Пачи говорил, а в голове его роились воспоминания прошлого. Стремительный Амур, стойбище Туссер, обваливающие берега и друг его детства Аями Оненко. Ясный солнечный день, плеск тяжелой глины о воду, брызги, пена, черная голова Аями стремительно понеслась вниз по течению. Какое-то мгновение раздумывал Пачи, потом прыгнул с обрыва, схватил уже тонущего друга за волосы и выплыл на берег. Аями наглотался воды, его долго рвало, потом он отлежался, и друзья вернулись в стойбище. И никто не узнал, как тонул Аями. Тогда и была скреплена эта дружба.
— Токто, друг мой, не обижайся, сердце обливается кровью, но я против своей воли должен отказать твоему сыну, — с этими словами Пачи вышел на улицу и вернулся с маленьким жбаном.
Токто с Потой сразу догадались, что это за жбан, и решили разговор дальше не продолжать.
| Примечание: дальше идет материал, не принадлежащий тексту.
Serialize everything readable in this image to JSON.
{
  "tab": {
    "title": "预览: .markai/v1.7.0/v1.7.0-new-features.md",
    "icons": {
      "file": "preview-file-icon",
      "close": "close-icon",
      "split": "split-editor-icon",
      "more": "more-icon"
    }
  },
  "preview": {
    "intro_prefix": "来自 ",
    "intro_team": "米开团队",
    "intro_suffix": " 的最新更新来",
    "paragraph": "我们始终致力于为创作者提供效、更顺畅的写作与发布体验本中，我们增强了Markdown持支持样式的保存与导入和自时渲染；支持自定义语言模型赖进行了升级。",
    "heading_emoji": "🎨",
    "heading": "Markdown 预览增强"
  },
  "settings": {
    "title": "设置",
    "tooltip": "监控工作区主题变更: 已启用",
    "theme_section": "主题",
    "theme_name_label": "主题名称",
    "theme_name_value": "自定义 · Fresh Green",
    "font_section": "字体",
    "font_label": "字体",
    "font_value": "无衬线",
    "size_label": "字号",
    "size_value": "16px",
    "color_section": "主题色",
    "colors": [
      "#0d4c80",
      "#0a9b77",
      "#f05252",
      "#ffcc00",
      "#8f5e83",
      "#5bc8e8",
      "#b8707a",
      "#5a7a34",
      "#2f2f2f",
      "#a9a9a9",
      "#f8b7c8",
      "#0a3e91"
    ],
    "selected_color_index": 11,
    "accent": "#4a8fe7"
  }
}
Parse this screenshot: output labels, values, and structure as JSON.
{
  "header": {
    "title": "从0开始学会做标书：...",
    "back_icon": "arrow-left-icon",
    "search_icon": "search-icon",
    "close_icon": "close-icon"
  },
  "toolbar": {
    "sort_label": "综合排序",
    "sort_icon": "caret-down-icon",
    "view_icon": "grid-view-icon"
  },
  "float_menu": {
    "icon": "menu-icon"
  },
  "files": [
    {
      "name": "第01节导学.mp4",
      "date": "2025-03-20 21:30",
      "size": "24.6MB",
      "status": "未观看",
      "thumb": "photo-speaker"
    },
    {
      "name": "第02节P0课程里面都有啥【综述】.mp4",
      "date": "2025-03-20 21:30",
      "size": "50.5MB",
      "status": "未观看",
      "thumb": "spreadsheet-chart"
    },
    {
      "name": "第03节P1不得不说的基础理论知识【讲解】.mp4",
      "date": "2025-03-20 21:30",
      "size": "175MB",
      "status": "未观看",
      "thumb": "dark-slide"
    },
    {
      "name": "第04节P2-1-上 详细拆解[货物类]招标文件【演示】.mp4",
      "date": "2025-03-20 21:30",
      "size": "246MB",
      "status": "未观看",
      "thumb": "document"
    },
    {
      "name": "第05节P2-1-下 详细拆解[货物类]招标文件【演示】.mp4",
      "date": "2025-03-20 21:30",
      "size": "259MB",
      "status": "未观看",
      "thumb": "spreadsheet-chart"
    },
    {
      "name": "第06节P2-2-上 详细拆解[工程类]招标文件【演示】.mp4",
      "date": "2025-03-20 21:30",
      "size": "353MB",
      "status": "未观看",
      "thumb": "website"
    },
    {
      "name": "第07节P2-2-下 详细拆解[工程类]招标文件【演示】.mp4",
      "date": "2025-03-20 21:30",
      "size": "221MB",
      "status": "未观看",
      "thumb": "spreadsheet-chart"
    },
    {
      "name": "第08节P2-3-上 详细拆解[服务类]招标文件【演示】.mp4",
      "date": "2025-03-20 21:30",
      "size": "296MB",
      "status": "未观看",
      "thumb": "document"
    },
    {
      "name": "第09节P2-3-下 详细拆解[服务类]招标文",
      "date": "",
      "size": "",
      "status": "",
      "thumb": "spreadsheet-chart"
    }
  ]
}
— Вот, вот он стал поперек дороги! — в сердцах воскликнул Пачи и бросил жбан на нары. — Друг мой живой и здоровый, а сын его растет болезненный, кашляет, худеет. Половину тори они собрали, после кетовой приедут за невестой.
Пачи говорил, а перед глазами стоял жбан, в котором заключено счастье обоих молодых людей: сына Аями и его дочери.
…Друзья юности Пачи и Аями не расставались и тогда, когда повзрослели, они вместе охотились и рыбачили, даже к торговцу в соседнее село выезжали на пару. Женились они почти одновременно, и дети появились с разницей на год. Прошло еще несколько долгих лет, и дружба их крепла. Тогда они решили породниться.
У Аями рос пятилетний сын, у Пачи дочь четырех лет. Позвали шамана, он потребовал небольшой жбан, пропел шаманскую песню, вырезал небольшие кусочки из полы халата мальчика и девочки, положил в жбан, еще пропел песню, потом прикрыл горло жбана сомьим пузырем, сазаньей кожей, завязал лосиными жилами и обмазал глиной.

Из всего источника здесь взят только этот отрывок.